Big companies go through cycles where they centralize decision making (adding bureaucracy, slowing innovation) and then they realize they have gone too far so they announce they are moving decision making to small teams in the field.

But the change is usually small and they cycle back to centralized decision making soon enough.

Some big companies do this (act small) better than others (like Apple), but it’s very hard as you get big.

37signals should stay under 10 people and make fewer than 10 products. Despite the excellent themes in your book, it will become increasingly difficult to follow if you get bigger.

Thanks.

Mike 06 Mar 06

I’m all for less meetings but not crazy about the customer telling me what is wrong with my product. So often, you have one shot at winning a customer and if the product doesn’t function correctly, they will go someplace else.

scott 06 Mar 06

…and subsequently return as soon as you fix whatever was broken. and likely become fans of your company in the process, not just your product.

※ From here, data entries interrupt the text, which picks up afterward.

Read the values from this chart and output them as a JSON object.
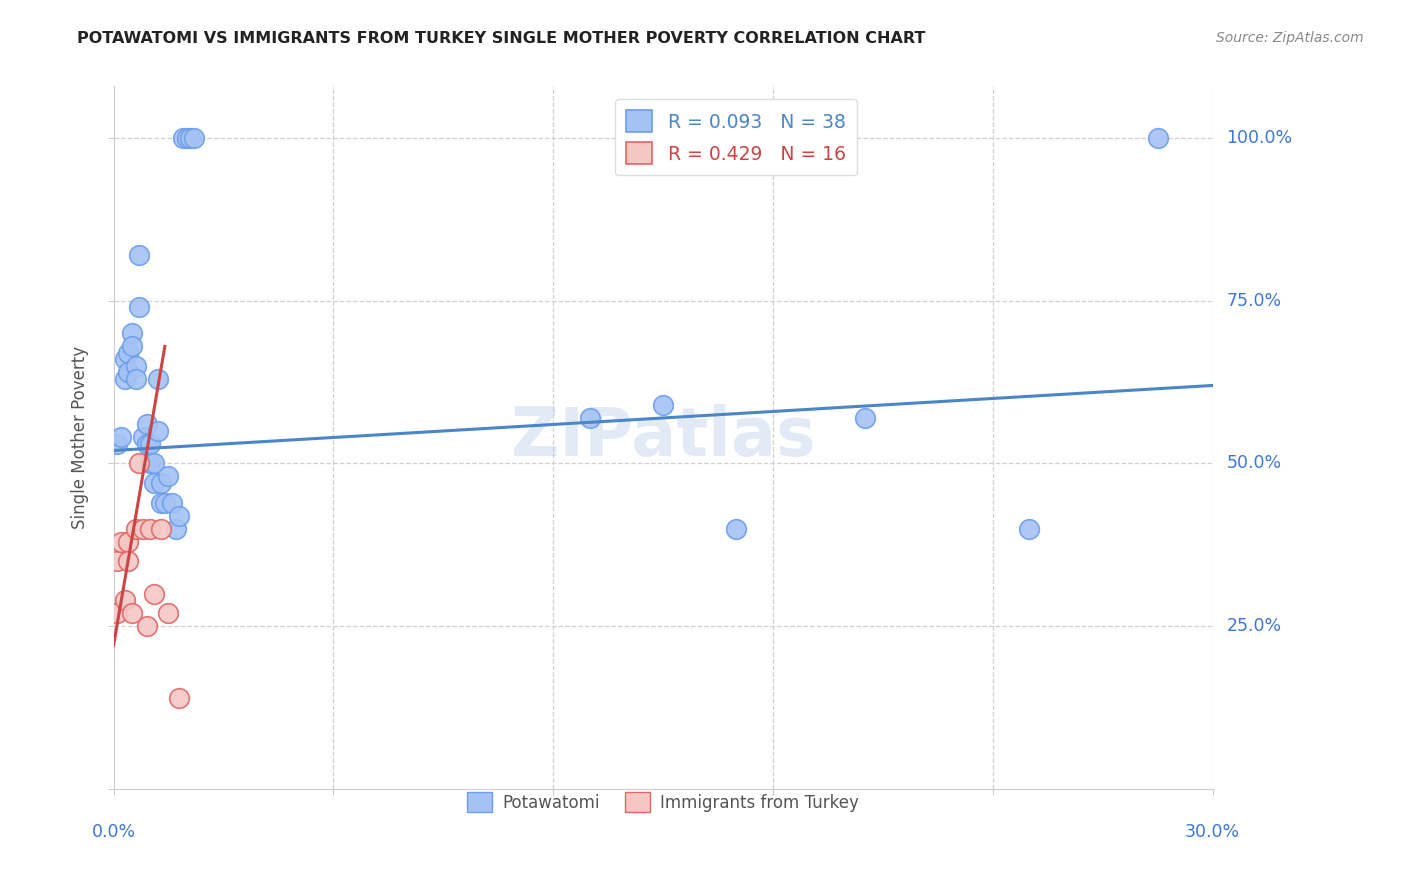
{
  "title": "POTAWATOMI VS IMMIGRANTS FROM TURKEY SINGLE MOTHER POVERTY CORRELATION CHART",
  "source": "Source: ZipAtlas.com",
  "ylabel": "Single Mother Poverty",
  "xmin": 0.0,
  "xmax": 0.3,
  "ymin": 0.0,
  "ymax": 1.08,
  "legend_r1": "R = 0.093",
  "legend_n1": "N = 38",
  "legend_r2": "R = 0.429",
  "legend_n2": "N = 16",
  "legend_label1": "Potawatomi",
  "legend_label2": "Immigrants from Turkey",
  "blue_fill": "#a4c2f4",
  "blue_edge": "#6d9eeb",
  "pink_fill": "#f4c7c3",
  "pink_edge": "#e06666",
  "blue_line": "#4a86c8",
  "pink_line": "#cc4444",
  "watermark": "ZIPatlas",
  "blue_r": 0.093,
  "pink_r": 0.429,
  "potawatomi_x": [
    0.001,
    0.002,
    0.003,
    0.003,
    0.004,
    0.004,
    0.005,
    0.005,
    0.006,
    0.006,
    0.007,
    0.007,
    0.008,
    0.009,
    0.009,
    0.01,
    0.01,
    0.011,
    0.011,
    0.012,
    0.012,
    0.013,
    0.013,
    0.014,
    0.015,
    0.016,
    0.017,
    0.018,
    0.019,
    0.02,
    0.021,
    0.022,
    0.13,
    0.15,
    0.17,
    0.205,
    0.25,
    0.285
  ],
  "potawatomi_y": [
    0.53,
    0.54,
    0.66,
    0.63,
    0.67,
    0.64,
    0.7,
    0.68,
    0.65,
    0.63,
    0.82,
    0.74,
    0.54,
    0.56,
    0.53,
    0.53,
    0.5,
    0.5,
    0.47,
    0.63,
    0.55,
    0.47,
    0.44,
    0.44,
    0.48,
    0.44,
    0.4,
    0.42,
    1.0,
    1.0,
    1.0,
    1.0,
    0.57,
    0.59,
    0.4,
    0.57,
    0.4,
    1.0
  ],
  "turkey_x": [
    0.001,
    0.001,
    0.002,
    0.003,
    0.004,
    0.004,
    0.005,
    0.006,
    0.007,
    0.008,
    0.009,
    0.01,
    0.011,
    0.013,
    0.015,
    0.018
  ],
  "turkey_y": [
    0.35,
    0.27,
    0.38,
    0.29,
    0.38,
    0.35,
    0.27,
    0.4,
    0.5,
    0.4,
    0.25,
    0.4,
    0.3,
    0.4,
    0.27,
    0.14
  ]
}
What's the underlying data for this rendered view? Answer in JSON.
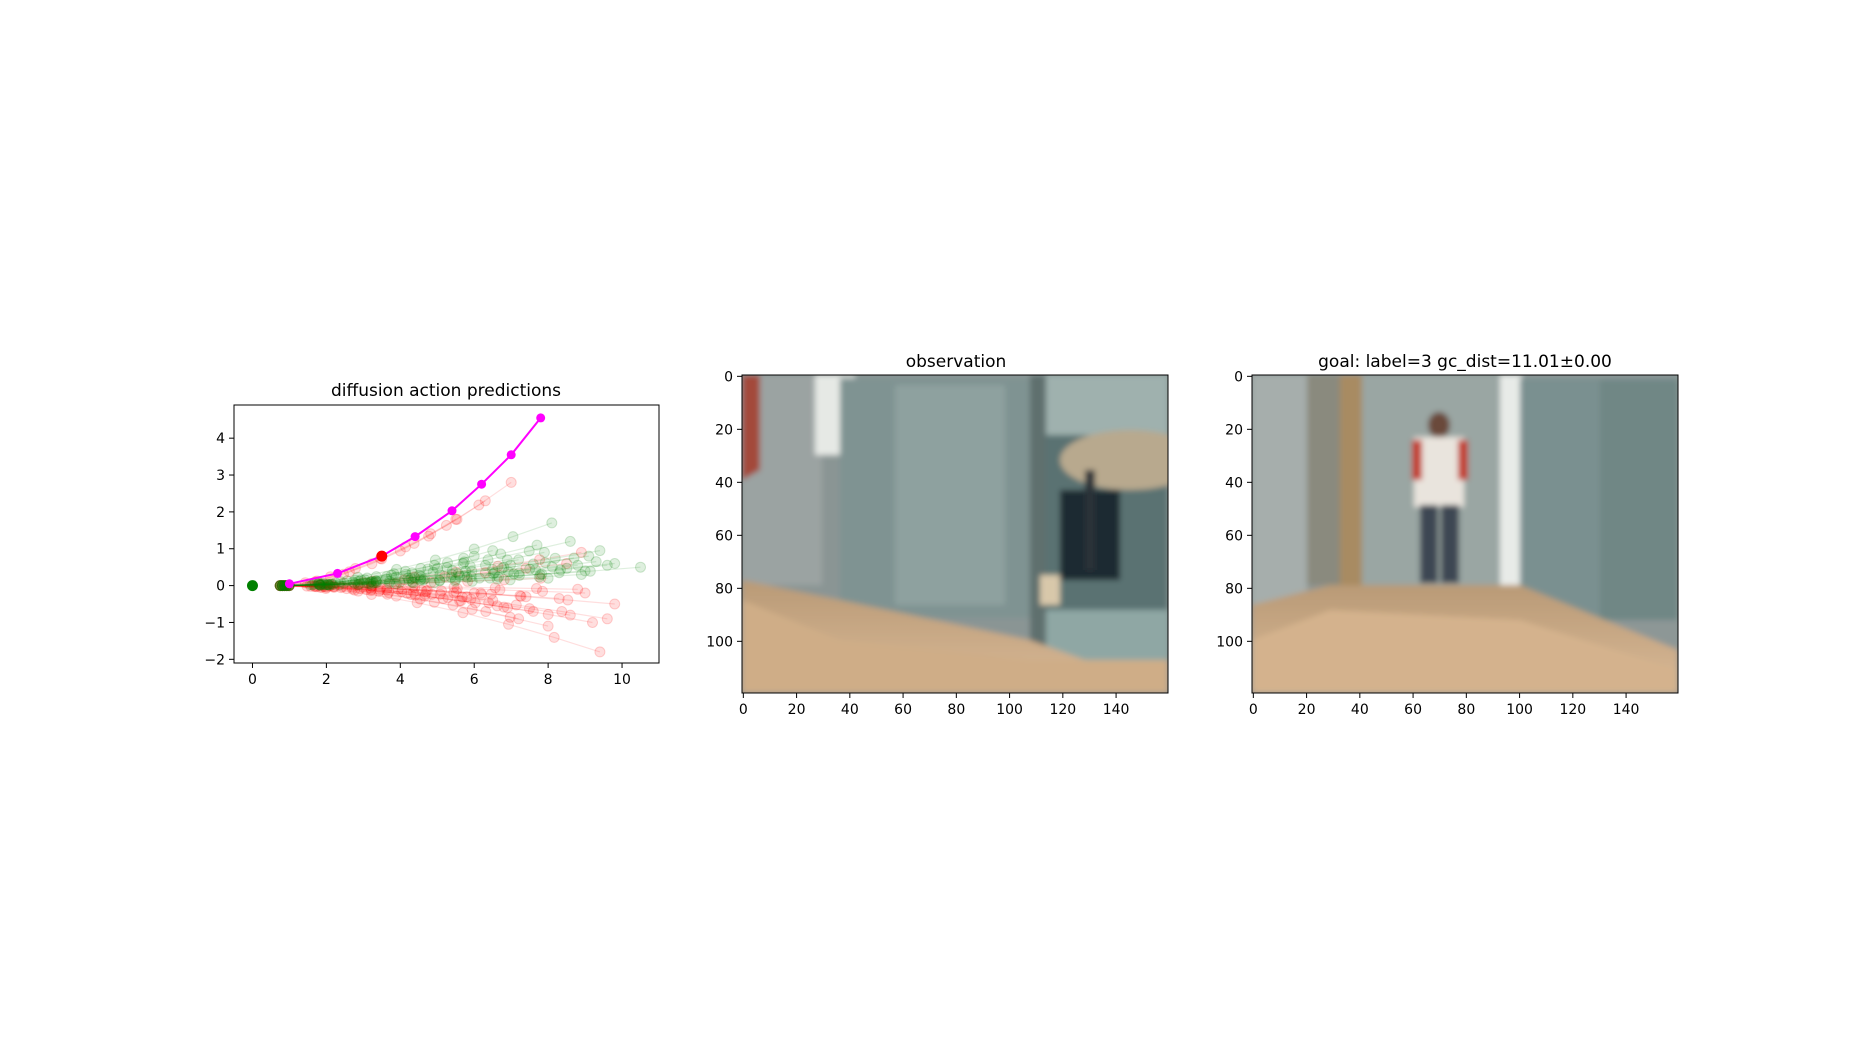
{
  "panels": {
    "plot": {
      "title": "diffusion action predictions"
    },
    "observation": {
      "title": "observation"
    },
    "goal": {
      "title": "goal: label=3 gc_dist=11.01±0.00"
    }
  },
  "chart_data": [
    {
      "type": "line",
      "title": "diffusion action predictions",
      "xlabel": "",
      "ylabel": "",
      "xlim": [
        -0.5,
        11.0
      ],
      "ylim": [
        -2.1,
        4.9
      ],
      "xticks": [
        0,
        2,
        4,
        6,
        8,
        10
      ],
      "yticks": [
        -2,
        -1,
        0,
        1,
        2,
        3,
        4
      ],
      "grid": false,
      "start_point": {
        "x": 0,
        "y": 0,
        "color": "#008000"
      },
      "selected_action": {
        "color": "#ff00ff",
        "points": [
          [
            1.0,
            0.05
          ],
          [
            2.3,
            0.33
          ],
          [
            3.5,
            0.8
          ],
          [
            4.4,
            1.33
          ],
          [
            5.4,
            2.03
          ],
          [
            6.2,
            2.75
          ],
          [
            7.0,
            3.55
          ],
          [
            7.8,
            4.55
          ]
        ],
        "highlight_index": 2,
        "highlight_color": "#ff0000"
      },
      "positive_samples_color": "#008000",
      "negative_samples_color": "#ff0000",
      "positive_sample_endpoints": [
        [
          8.1,
          1.7
        ],
        [
          8.6,
          1.2
        ],
        [
          9.1,
          0.8
        ],
        [
          9.4,
          0.95
        ],
        [
          10.5,
          0.5
        ],
        [
          9.8,
          0.6
        ],
        [
          8.8,
          0.55
        ],
        [
          7.9,
          0.9
        ],
        [
          7.2,
          0.7
        ],
        [
          6.5,
          0.95
        ],
        [
          8.3,
          0.35
        ],
        [
          9.0,
          0.4
        ],
        [
          7.5,
          0.45
        ],
        [
          6.0,
          0.8
        ],
        [
          8.7,
          0.75
        ],
        [
          9.6,
          0.55
        ],
        [
          7.7,
          1.1
        ],
        [
          5.7,
          0.6
        ],
        [
          8.9,
          0.3
        ],
        [
          9.3,
          0.65
        ],
        [
          6.8,
          0.5
        ],
        [
          8.0,
          0.2
        ]
      ],
      "negative_sample_endpoints": [
        [
          9.4,
          -1.8
        ],
        [
          9.2,
          -1.0
        ],
        [
          8.6,
          -0.8
        ],
        [
          9.8,
          -0.5
        ],
        [
          8.9,
          0.9
        ],
        [
          7.6,
          -0.7
        ],
        [
          6.9,
          -0.6
        ],
        [
          8.3,
          -0.35
        ],
        [
          9.0,
          -0.2
        ],
        [
          7.2,
          -0.9
        ],
        [
          6.5,
          -0.4
        ],
        [
          8.0,
          -1.1
        ],
        [
          7.8,
          0.2
        ],
        [
          6.2,
          -0.25
        ],
        [
          9.6,
          -0.9
        ],
        [
          5.8,
          -0.3
        ],
        [
          8.5,
          0.6
        ],
        [
          7.0,
          2.8
        ],
        [
          6.3,
          2.3
        ],
        [
          8.8,
          -0.1
        ],
        [
          5.5,
          1.8
        ],
        [
          7.4,
          -0.3
        ]
      ]
    },
    {
      "type": "image",
      "title": "observation",
      "xticks": [
        0,
        20,
        40,
        60,
        80,
        100,
        120,
        140
      ],
      "yticks": [
        0,
        20,
        40,
        60,
        80,
        100
      ],
      "width": 160,
      "height": 120
    },
    {
      "type": "image",
      "title": "goal: label=3 gc_dist=11.01±0.00",
      "xticks": [
        0,
        20,
        40,
        60,
        80,
        100,
        120,
        140
      ],
      "yticks": [
        0,
        20,
        40,
        60,
        80,
        100
      ],
      "width": 160,
      "height": 120
    }
  ]
}
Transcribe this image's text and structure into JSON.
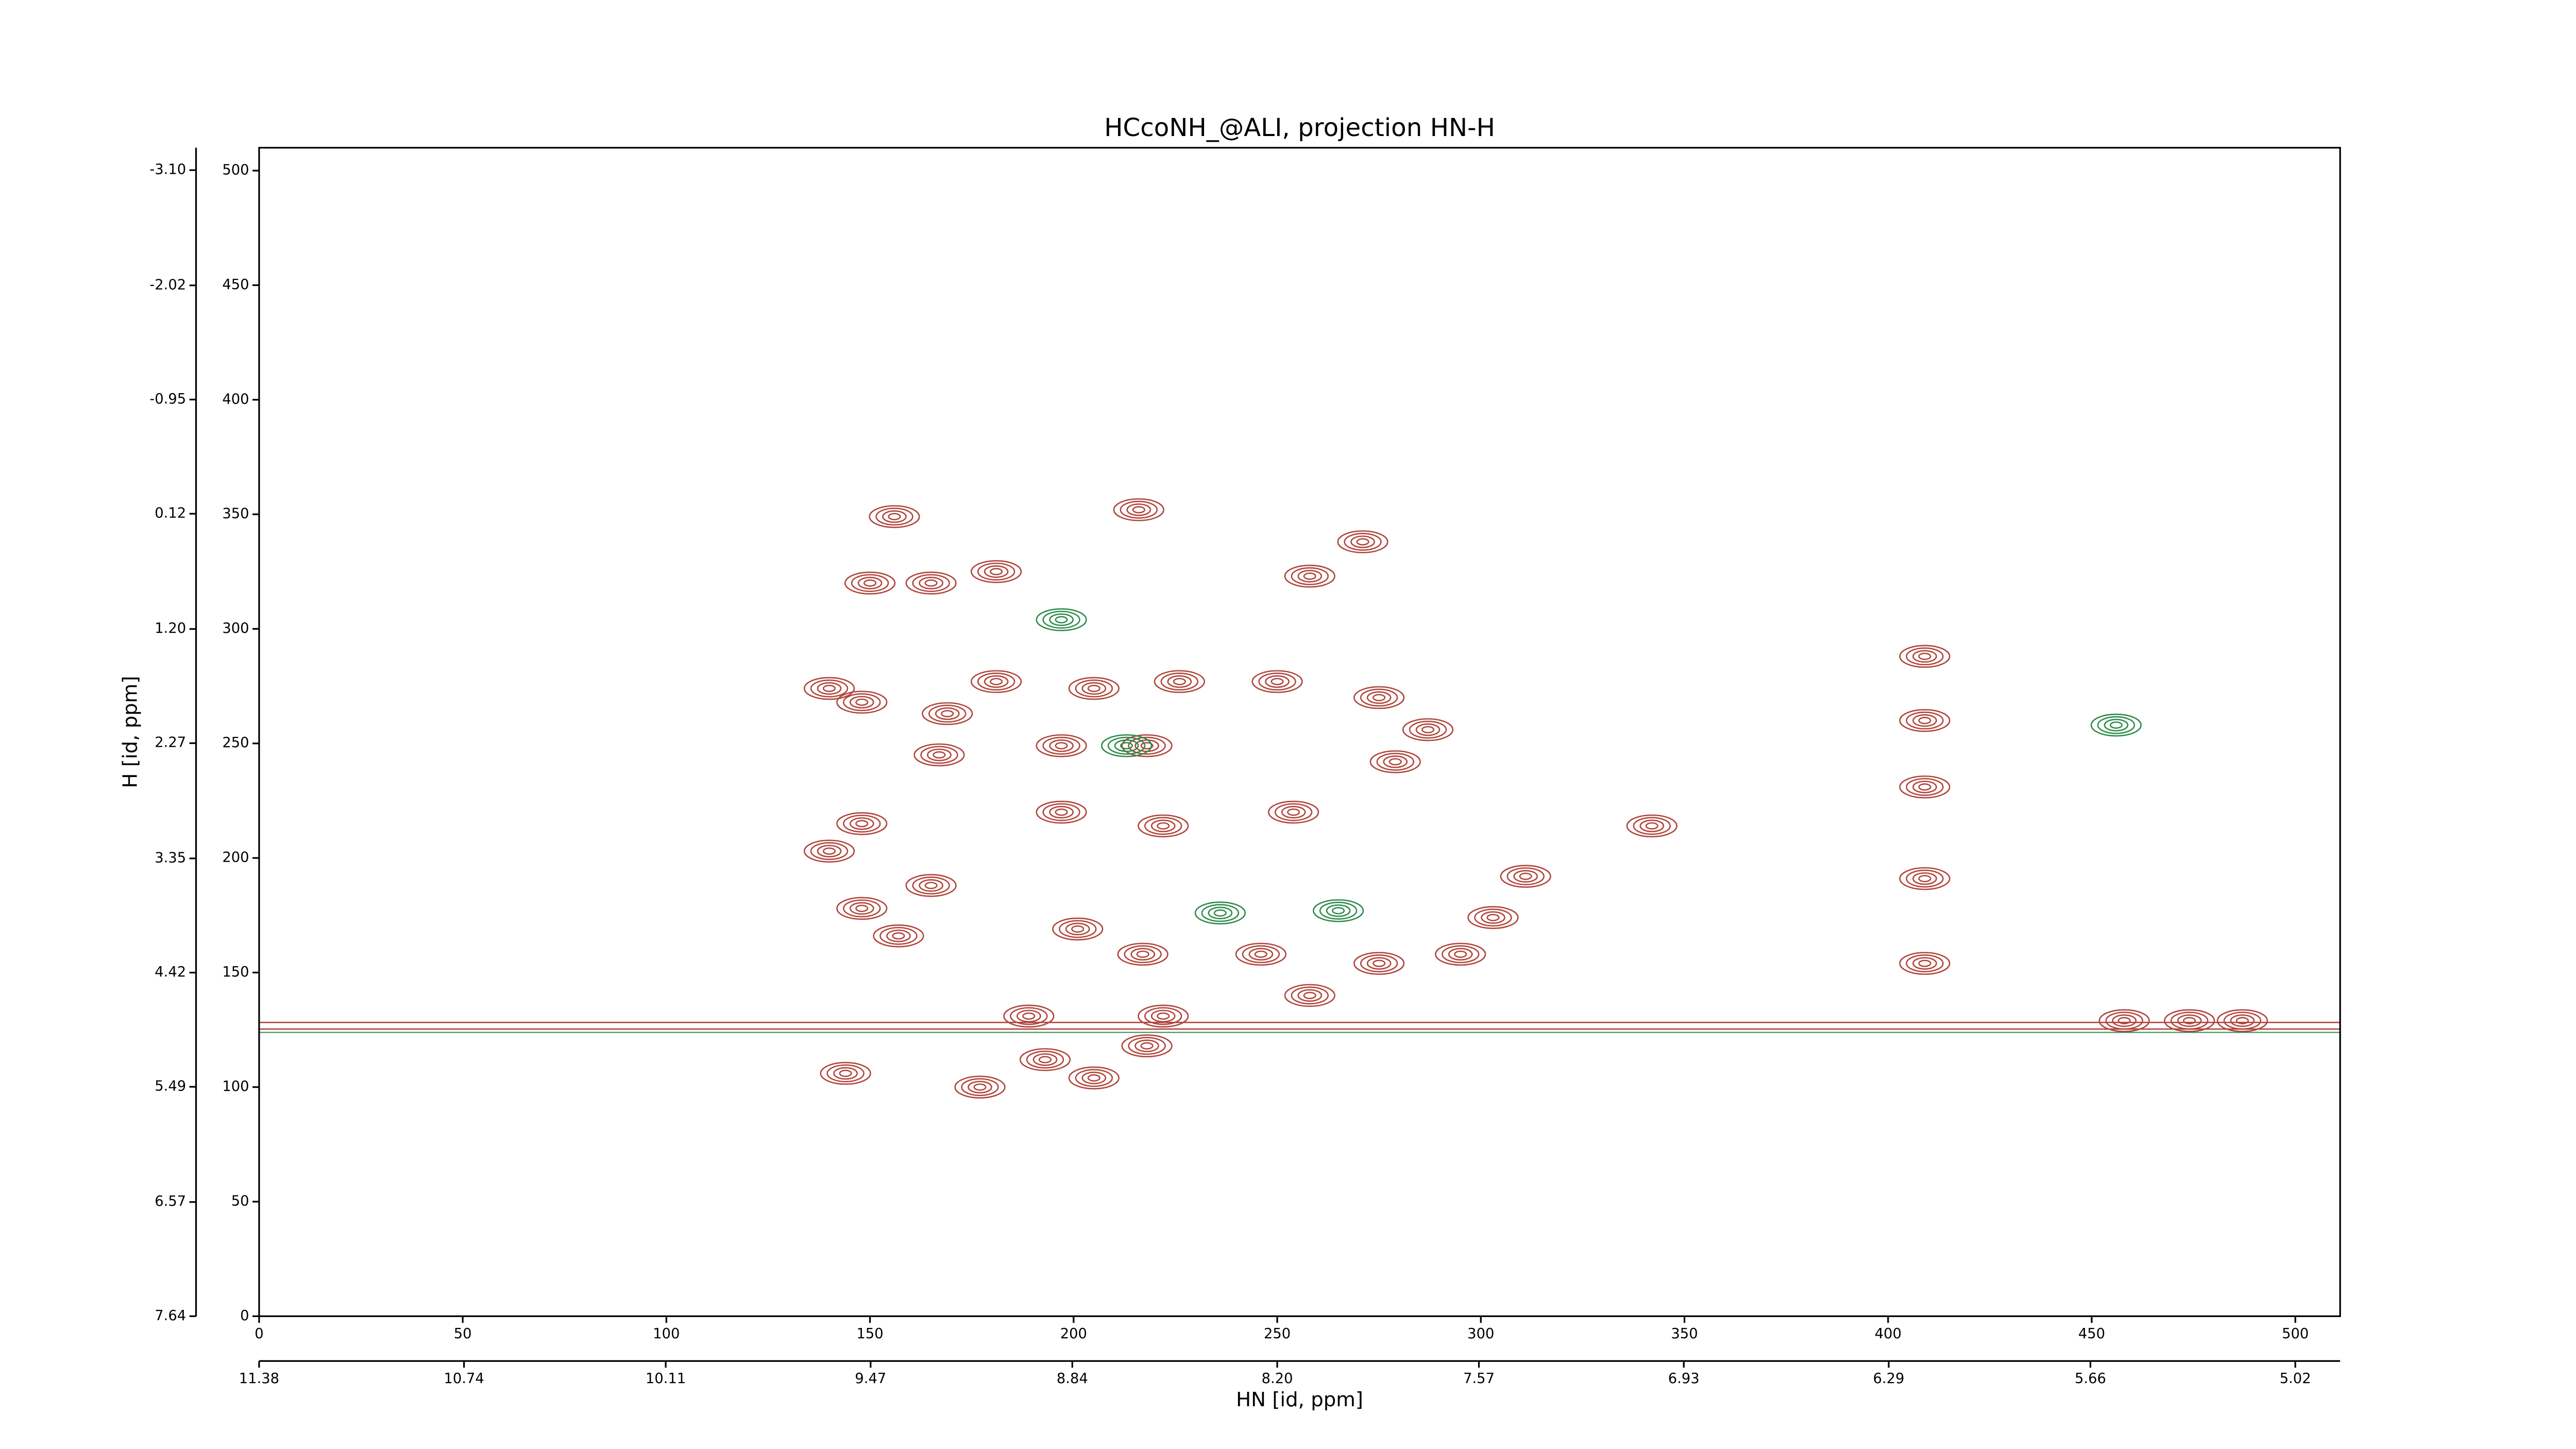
{
  "chart_data": {
    "type": "contour",
    "title": "HCcoNH_@ALI, projection HN-H",
    "xlabel": "HN [id, ppm]",
    "ylabel": "H [id, ppm]",
    "xlim": [
      0,
      511
    ],
    "ylim": [
      0,
      510
    ],
    "xticks": [
      0,
      50,
      100,
      150,
      200,
      250,
      300,
      350,
      400,
      450,
      500
    ],
    "yticks": [
      0,
      50,
      100,
      150,
      200,
      250,
      300,
      350,
      400,
      450,
      500
    ],
    "x2lim": [
      11.38,
      4.88
    ],
    "x2ticks": [
      11.38,
      10.74,
      10.11,
      9.47,
      8.84,
      {
        "value": 8.2,
        "label": "8.20"
      },
      7.57,
      6.93,
      6.29,
      5.66,
      5.02
    ],
    "y2lim": [
      7.64,
      -3.31
    ],
    "y2ticks": [
      7.64,
      6.57,
      5.49,
      4.42,
      3.35,
      2.27,
      {
        "value": 1.2,
        "label": "1.20"
      },
      0.12,
      -0.95,
      -2.02,
      {
        "value": -3.1,
        "label": "-3.10"
      }
    ],
    "series": [
      {
        "color": "#b0453c",
        "x": [
          156,
          150,
          165,
          181,
          258,
          271,
          216,
          140,
          148,
          169,
          181,
          205,
          226,
          250,
          275,
          287,
          167,
          197,
          218,
          279,
          148,
          140,
          197,
          222,
          254,
          311,
          165,
          148,
          157,
          201,
          217,
          246,
          303,
          275,
          295,
          189,
          222,
          258,
          144,
          177,
          205,
          218,
          193,
          342,
          409,
          409,
          409,
          409,
          409,
          458,
          474,
          487
        ],
        "values": [
          349,
          320,
          320,
          325,
          323,
          338,
          352,
          274,
          268,
          263,
          277,
          274,
          277,
          277,
          270,
          256,
          245,
          249,
          249,
          242,
          215,
          203,
          220,
          214,
          220,
          192,
          188,
          178,
          166,
          169,
          158,
          158,
          174,
          154,
          158,
          131,
          131,
          140,
          106,
          100,
          104,
          118,
          112,
          214,
          288,
          260,
          231,
          191,
          154,
          129,
          129,
          129
        ]
      },
      {
        "color": "#2e8b4a",
        "x": [
          236,
          265,
          213,
          197,
          456
        ],
        "values": [
          176,
          177,
          249,
          304,
          258
        ]
      }
    ]
  }
}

i mean exactly how many customers react negatively to a company that responds to their needs?

Edmundo 06 Mar 06

What is the difference between start.com and live.com? One looks more like the google personalized home than the other, but other than that…

Mike 06 Mar 06

Scott
…and since they have likely purchased a functioning product from somebody else, how exactly do you plan to re-win them over? Undercut on pricing? Other incentives? You’ve already lost the opportunity at that point.

Danno 06 Mar 06

Honest question: How does this mesh with the no betas mindset?

I mean, I thought beta meant feature complete but with various grotty spots?

Isn’t the idea of Just Shipping It very close to releasing a beta?

Greg 06 Mar 06

Nice - 37signals is taking advise from Microsoft (who I personally don’t believe is as evil or bad as 37signals makes them out to be).

This post makes me very happy.

scott 06 Mar 06

Mike:
if they bought your product, stopped using it because they disliked it, and bought another, why wouldn’t they do so again?

if company B had a better product in the first place it wouldn’t be your customer to win back.

maybe you’re focusing too much on the short term?

all software requires upgrades. when a customer shops around for the latest version, you can be ready and waiting with a product that addresses all of their concerns, or you can bitch about how you never get a second chance to make a first impression (and other tiresome, outmoded cliches).

with a subscription model, you’ve got a month to regain their confidence and business. hell, they don’t even have to be looking for the latest version; provided when they signed up you gave them the option of receiving news about your software, you can email them a little heads up that you heard their complaints, addressed them, and here’s a free trial to see for themselves.

or you can pretend it’s all hopeless and no one ever tries something twice.

a scientist 07 Mar 06

@scott: “all software requires upgrades.”

you know, i’ve been thinking about this particular supposition for quite a few years now. when is software “done?” is there ever a point when a company should say, “that’s it. it’s done.”

i’d like to know if the signals think that basecamp or backpack will ever be “done” or if that’s a goal. or if it’s possible at all. is “done” a part of “getting real?”

it seems to me that the “less” line of thinking feeds directly into a terminal end. i think “done” is a good thing. for example, to the end user goggle search is “done.” it works how it works. there may be technical improvements that users don’t see, but the functionality is done.

thoughts?

scott 07 Mar 06

if it’s functional, it requires maintenance.

users change. the environment changes. requirements change.

time reveals security issues, usability issues, growth issues, et al.

the “less” line of thinking doesn’t imply “terminal”; it means recognizing and doing what is required at this time.

why refuse to rely on the strength of adaptability?